Les jeunes professionnels particulièrement touchés
Les emplois des auxiliaires non qualifiés ne sont pas les seuls à être sur la sellette. En raison des changements structurels actuels, ce sont même plutôt les travailleurs ayant un niveau de formation moyen et les personnes hautement qualifiées qui sont touchées. Dans les jobs de bureau et de secrétariat ou dans le marketing et la vente, les possibilités d'utilisation de l'intelligence artificielle sont élevées. En revanche, les emplois d'agents d'entretien, d'ouvriers du bâtiment ou d'employés de la restauration sont plus difficiles à remplacer par l'IA et l'automatisation.

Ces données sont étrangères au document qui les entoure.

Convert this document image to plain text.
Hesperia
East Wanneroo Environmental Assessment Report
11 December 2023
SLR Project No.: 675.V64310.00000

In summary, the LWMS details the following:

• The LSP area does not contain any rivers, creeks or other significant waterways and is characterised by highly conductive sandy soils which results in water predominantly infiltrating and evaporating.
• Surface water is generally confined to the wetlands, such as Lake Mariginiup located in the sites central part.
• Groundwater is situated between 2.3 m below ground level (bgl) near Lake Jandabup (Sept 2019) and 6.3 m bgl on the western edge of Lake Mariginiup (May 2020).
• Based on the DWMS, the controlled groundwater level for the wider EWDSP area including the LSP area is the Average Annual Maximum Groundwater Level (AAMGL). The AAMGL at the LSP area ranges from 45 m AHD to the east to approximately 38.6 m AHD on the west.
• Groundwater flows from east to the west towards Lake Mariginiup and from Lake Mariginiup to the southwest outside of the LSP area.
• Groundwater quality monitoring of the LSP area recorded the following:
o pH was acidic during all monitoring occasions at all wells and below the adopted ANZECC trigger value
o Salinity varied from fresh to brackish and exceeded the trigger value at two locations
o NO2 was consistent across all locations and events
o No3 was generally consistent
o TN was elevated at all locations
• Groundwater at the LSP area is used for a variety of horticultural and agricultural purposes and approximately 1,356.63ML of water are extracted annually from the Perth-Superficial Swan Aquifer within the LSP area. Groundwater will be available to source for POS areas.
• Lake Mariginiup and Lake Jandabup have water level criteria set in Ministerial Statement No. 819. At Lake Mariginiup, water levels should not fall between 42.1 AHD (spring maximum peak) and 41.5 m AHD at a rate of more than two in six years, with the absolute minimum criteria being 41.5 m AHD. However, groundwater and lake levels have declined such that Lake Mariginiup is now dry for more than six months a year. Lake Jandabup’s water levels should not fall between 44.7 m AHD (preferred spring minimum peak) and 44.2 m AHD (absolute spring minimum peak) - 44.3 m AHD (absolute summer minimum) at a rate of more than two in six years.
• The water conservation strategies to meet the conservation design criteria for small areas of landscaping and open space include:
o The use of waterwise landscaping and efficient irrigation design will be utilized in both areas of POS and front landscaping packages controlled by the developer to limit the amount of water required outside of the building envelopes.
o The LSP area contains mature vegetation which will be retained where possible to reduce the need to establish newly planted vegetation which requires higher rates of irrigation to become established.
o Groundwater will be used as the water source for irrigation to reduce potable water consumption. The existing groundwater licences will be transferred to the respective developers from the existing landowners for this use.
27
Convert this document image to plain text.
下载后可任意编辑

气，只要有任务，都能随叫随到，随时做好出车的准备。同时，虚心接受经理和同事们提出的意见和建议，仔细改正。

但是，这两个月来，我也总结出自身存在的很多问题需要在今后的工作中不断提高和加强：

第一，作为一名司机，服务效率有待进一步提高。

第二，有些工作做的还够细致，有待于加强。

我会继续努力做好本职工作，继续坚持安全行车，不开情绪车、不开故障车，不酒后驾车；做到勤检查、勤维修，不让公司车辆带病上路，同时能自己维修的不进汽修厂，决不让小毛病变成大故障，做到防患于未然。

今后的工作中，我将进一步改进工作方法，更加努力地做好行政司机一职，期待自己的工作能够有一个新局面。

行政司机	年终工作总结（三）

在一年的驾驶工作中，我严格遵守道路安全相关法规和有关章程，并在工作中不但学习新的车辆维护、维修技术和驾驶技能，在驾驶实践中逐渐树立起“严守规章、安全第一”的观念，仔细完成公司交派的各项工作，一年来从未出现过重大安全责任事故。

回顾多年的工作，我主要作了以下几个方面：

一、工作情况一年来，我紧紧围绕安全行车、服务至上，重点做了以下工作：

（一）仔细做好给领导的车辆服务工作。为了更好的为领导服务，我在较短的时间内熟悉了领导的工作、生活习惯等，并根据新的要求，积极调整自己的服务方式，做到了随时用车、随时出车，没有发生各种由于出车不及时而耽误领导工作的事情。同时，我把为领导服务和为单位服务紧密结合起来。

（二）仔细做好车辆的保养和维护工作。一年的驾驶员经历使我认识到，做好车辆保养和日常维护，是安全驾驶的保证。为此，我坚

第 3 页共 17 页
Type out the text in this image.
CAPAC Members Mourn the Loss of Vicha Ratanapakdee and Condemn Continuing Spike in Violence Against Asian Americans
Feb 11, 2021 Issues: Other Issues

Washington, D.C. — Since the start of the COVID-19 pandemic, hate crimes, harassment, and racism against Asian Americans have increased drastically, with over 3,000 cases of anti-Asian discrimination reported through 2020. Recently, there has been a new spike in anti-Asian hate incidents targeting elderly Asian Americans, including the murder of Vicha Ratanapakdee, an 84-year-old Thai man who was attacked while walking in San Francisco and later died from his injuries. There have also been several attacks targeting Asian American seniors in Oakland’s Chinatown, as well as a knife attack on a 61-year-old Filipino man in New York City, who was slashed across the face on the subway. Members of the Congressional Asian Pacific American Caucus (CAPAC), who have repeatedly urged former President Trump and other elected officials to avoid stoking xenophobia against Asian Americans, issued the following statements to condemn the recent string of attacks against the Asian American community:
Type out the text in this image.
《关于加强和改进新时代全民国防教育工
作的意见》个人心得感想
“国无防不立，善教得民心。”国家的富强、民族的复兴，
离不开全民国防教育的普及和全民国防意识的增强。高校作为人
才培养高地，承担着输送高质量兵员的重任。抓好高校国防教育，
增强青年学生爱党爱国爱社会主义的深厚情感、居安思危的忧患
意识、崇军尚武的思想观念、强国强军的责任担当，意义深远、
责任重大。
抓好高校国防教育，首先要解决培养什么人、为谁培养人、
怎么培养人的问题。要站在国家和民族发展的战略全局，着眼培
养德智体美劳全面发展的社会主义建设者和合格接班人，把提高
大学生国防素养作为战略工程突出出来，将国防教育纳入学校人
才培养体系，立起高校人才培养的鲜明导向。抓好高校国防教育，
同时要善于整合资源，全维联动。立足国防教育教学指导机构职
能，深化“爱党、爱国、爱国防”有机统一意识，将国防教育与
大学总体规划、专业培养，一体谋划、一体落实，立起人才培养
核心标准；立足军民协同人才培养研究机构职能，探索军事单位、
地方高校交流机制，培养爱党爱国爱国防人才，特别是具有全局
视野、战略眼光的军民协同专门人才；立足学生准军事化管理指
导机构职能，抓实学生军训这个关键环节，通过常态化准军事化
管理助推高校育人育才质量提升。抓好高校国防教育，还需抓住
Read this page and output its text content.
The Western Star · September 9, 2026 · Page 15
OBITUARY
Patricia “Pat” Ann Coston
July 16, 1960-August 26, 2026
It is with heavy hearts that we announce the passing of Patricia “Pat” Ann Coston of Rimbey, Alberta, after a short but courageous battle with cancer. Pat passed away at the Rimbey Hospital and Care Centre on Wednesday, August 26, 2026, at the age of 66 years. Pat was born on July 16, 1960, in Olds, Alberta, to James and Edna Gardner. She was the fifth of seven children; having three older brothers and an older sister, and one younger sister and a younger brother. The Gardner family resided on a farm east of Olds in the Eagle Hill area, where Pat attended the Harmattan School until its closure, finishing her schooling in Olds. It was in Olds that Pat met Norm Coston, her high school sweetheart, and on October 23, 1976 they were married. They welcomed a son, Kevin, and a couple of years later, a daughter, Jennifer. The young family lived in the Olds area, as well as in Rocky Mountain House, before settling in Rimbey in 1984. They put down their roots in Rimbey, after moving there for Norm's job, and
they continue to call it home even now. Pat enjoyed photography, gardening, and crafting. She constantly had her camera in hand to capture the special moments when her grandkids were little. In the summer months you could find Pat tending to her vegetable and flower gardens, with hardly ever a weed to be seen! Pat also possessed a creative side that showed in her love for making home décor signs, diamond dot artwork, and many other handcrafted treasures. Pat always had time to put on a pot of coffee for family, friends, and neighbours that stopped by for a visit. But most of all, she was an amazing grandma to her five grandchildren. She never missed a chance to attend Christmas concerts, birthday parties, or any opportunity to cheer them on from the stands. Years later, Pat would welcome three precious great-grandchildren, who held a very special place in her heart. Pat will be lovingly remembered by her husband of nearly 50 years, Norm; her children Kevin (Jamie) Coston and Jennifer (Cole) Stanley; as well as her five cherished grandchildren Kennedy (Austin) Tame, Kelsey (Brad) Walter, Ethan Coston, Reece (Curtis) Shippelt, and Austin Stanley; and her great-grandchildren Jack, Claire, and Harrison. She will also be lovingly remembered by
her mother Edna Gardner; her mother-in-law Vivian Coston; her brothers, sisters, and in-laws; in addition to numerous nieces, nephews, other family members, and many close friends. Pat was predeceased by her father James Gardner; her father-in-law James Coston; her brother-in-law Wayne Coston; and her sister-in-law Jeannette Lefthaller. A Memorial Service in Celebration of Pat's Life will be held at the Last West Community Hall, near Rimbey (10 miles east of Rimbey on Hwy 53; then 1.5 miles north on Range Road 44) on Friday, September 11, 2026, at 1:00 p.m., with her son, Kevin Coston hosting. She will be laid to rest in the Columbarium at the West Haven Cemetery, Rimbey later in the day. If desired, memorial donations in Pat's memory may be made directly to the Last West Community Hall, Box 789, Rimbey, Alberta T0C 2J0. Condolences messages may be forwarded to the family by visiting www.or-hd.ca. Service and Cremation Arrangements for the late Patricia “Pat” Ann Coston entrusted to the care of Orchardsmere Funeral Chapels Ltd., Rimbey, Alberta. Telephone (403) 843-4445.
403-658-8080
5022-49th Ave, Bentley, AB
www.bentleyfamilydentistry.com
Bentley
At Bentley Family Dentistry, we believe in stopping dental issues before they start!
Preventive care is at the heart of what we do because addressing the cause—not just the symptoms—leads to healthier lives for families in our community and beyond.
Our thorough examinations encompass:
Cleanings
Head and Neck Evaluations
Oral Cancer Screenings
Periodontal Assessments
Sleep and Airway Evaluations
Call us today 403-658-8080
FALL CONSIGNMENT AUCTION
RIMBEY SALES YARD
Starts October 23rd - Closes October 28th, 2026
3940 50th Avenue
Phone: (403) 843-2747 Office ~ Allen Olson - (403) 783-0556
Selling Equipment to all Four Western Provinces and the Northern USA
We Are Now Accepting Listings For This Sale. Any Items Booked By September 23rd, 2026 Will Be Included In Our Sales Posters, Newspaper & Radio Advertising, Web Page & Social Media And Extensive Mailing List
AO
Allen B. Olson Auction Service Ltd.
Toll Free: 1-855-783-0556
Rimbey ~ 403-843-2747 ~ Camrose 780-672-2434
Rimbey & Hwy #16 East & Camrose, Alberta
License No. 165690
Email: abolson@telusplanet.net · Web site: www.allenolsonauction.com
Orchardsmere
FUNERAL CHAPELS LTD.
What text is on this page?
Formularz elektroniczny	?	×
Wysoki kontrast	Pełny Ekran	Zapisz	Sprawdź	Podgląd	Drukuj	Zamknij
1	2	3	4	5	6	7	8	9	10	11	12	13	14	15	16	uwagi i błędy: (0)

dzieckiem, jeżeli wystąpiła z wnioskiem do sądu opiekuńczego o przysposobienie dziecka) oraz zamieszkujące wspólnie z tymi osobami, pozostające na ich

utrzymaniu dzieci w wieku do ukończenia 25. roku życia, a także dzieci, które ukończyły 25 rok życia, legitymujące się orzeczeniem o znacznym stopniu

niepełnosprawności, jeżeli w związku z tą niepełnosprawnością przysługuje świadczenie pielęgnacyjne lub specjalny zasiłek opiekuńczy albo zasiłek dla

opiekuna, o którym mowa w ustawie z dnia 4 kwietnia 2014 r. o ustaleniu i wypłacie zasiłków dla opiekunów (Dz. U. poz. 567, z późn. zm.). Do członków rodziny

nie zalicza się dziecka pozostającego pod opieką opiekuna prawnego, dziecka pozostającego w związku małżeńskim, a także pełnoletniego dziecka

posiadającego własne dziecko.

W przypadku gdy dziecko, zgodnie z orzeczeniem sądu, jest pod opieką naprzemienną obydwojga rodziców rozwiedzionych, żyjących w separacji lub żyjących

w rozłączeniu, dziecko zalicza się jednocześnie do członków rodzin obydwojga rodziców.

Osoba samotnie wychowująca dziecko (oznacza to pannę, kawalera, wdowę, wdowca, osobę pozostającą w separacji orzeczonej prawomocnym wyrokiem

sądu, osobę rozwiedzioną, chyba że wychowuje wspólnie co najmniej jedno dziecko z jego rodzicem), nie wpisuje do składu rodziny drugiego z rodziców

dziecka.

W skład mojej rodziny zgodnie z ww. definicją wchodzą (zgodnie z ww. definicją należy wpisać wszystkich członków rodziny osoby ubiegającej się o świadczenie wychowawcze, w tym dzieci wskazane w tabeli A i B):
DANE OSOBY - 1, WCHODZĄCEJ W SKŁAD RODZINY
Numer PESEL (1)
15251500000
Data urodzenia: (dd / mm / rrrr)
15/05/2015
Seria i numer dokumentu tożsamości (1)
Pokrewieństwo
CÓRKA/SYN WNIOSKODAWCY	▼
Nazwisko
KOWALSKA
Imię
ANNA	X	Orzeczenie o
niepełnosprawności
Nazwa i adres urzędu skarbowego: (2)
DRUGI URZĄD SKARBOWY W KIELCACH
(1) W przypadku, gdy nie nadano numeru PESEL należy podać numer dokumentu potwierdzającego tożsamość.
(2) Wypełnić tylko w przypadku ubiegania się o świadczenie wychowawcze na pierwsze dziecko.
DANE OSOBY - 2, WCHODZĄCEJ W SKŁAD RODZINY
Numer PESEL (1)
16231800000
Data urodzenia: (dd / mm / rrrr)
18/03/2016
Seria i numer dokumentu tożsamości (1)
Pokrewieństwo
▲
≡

Pour les employés de bureau ou les spécialistes en marketing, la suppression de leurs activités par l'IA est cependant «peu probable» actuellement, indique l'étude. Mais ils doivent se préparer à de grands changements. En plus de ça: «Un niveau de formation élevé ne protège pas contre les lacunes au niveau des compétences», précisent les auteurs de l'étude.
Ainsi, de nombreux emplois nécessitent de plus en plus de compétences en matière d'analyse de données et de connaissances en programmation – des atouts que même les diplômés universitaires n'ont pas, à la base.
Les femmes et les jeunes professionnels entre 15 et 24 ans sont plus touchés que la moyenne par les bouleversements du marché du travail, car ils sont plus souvent actifs dans des domaines professionnels qui sont au centre des changements actuels.
Les personnes qui changent de voie sont demandées
La bonne nouvelle est la suivante: le système éducatif suisse peut faire en sorte que les gens ne se retrouvent pas au chômage à la suite des changements structurels sur le marché du travail – mais qu'ils puissent se former et changer d'emploi.
Au final, ils se retrouveraient avec un emploi moins routinier et plus axé sur des activités cognitives. Le revers de la médaille? Les emplois seraient, certes, plus attractifs, mais pourraient aussi entraîner du stress et un surmenage chez les travailleurs, selon les auteurs de l'étude.
L'étude demande que les reconversions soient encouragées. La pénurie de main-d'œuvre qualifiée alimente cette tendance, car les entreprises sont tributaires de l'adéquation entre la main-d'œuvre disponible et les postes vacants. Pour y parvenir, il est important de moins tenir compte à l'avenir des diplômes formels, de moins penser en termes de domaines professionnels traditionnels, mais de se concentrer sur les compétences réellement nécessaires pour un emploi.